Tania Espinosa Sánchez

Image
Tania Espinosa Sánchez portrait
Tania Espinosa Sánchez
Mexico City Focal City Coordinator
One of the challenges of international human rights law is the justiciability of the right to work. The right to work is an essential piece for the realization of other human rights. Furthermore, there is an enormous percentage of informal workers in the developing world. Due to this, it is necessary to reflect on how existing human rights mechanisms can help to guarantee informal workers’ right to work. Oftentimes, informal workers belong to the most vulnerable groups in society and are victims of non – decent life conditions. The lack of availability of international human rights mechanisms to guarantee the right to work means to accept that the international human rights instruments contain ineffective norms, rendering the right to work to a mere aspiration.
Expertise
International Human Rights Law, Inter-American Human Rights System, waste pickers, women rights, policies and procurement of public services with a human rights-based approach.

Tania was born and raised in Mexico City. She studied law at Universidad Iberoamericana in Mexico City and has a Masters Degree in International Legal Studies from The Fletcher School of Law and Diplomacy - Tufts University in Massachusetts, US, where she developed her thesis about the labour rights of informal workers within Mexico City’s waste management system. Since 2005 Tania has practiced international human rights law and since 2013 she has focused on labour rights in the waste pickers' sector, on the linkages between human rights and waste management service, as well as the interplay between human rights and the recycling industry.

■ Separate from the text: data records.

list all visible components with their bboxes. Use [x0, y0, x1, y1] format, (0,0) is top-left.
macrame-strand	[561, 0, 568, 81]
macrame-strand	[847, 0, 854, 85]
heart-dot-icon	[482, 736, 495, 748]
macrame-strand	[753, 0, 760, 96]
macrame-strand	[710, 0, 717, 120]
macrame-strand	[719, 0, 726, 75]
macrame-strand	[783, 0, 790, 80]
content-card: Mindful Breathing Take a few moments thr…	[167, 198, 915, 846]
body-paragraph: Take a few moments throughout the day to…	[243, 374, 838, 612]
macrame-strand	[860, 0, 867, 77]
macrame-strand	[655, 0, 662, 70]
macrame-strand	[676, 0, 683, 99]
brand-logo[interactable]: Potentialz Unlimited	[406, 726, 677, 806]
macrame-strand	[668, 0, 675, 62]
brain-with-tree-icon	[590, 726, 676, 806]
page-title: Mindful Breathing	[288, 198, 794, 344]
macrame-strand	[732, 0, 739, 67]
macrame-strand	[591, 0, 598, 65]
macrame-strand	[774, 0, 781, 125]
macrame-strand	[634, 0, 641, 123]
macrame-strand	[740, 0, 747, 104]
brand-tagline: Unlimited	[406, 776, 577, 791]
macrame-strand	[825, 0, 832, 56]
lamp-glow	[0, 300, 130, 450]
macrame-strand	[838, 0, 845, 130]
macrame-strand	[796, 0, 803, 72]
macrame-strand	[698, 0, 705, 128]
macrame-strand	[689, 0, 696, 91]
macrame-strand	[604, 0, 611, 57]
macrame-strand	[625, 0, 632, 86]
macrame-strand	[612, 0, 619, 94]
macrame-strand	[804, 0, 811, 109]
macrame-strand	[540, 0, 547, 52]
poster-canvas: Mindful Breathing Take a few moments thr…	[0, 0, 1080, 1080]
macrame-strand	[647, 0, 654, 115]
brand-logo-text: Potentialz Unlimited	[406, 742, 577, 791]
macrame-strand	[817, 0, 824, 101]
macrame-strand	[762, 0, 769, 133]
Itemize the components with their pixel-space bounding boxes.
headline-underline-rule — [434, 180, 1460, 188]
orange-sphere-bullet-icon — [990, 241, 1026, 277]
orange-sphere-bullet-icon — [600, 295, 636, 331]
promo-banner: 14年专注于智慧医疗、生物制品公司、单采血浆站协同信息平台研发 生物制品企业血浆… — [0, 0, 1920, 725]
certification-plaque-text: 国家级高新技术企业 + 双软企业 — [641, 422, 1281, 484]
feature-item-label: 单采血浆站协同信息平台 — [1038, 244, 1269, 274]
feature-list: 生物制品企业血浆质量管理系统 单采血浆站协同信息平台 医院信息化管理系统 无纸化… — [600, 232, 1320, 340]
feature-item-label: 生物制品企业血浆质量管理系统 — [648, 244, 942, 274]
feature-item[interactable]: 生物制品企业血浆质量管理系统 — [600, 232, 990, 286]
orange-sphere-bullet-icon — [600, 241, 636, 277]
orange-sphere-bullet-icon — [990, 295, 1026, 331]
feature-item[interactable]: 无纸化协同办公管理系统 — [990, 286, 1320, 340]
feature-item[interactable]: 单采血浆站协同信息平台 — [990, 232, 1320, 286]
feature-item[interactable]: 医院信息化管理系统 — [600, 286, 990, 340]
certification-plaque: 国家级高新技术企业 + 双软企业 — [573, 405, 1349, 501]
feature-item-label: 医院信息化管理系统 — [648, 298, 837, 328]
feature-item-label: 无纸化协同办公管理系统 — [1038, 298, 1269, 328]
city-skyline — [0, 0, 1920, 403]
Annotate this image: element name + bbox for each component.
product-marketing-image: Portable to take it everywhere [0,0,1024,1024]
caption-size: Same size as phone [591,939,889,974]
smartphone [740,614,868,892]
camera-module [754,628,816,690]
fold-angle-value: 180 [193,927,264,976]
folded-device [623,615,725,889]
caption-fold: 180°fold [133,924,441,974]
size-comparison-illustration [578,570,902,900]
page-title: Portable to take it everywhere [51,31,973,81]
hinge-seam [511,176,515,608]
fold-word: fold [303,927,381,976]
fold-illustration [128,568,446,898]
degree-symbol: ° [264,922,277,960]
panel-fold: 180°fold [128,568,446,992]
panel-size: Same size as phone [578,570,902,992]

Prior to joining WIEGO, in 2011 Tania worked at the National Council for Discrimination Prevention in Mexico, where she collaborated on a project that aimed at requesting an advisory opinion from the Inter-American Court of Human Rights to determine whether labor laws in Mexico discriminated against domestic workers.  Also, as a paralegal she worked with a U.S. based law firm to assess the situation of migrant workers in Mexico and obtain their signatures for a class-action lawsuit regarding workers' rights violations, as the U.S. company they were working for sent them back to Mexico before the end of their contract. In 2013, she worked at the Inter-American Human Rights Commission in Washington, D.C. and in 2014 she was appointed as director general of a human rights NGO in Mexico.

As a human rights lawyer she has also worked for the Mlnistry of Interior Human Rights Office (2008 – 2011) and as a consultant for Ashoka in Mexico City (2011) and for Chemonics International in Washington, DC (2015). She is currently a member of the board of the Human Rights Commission in Mexico City.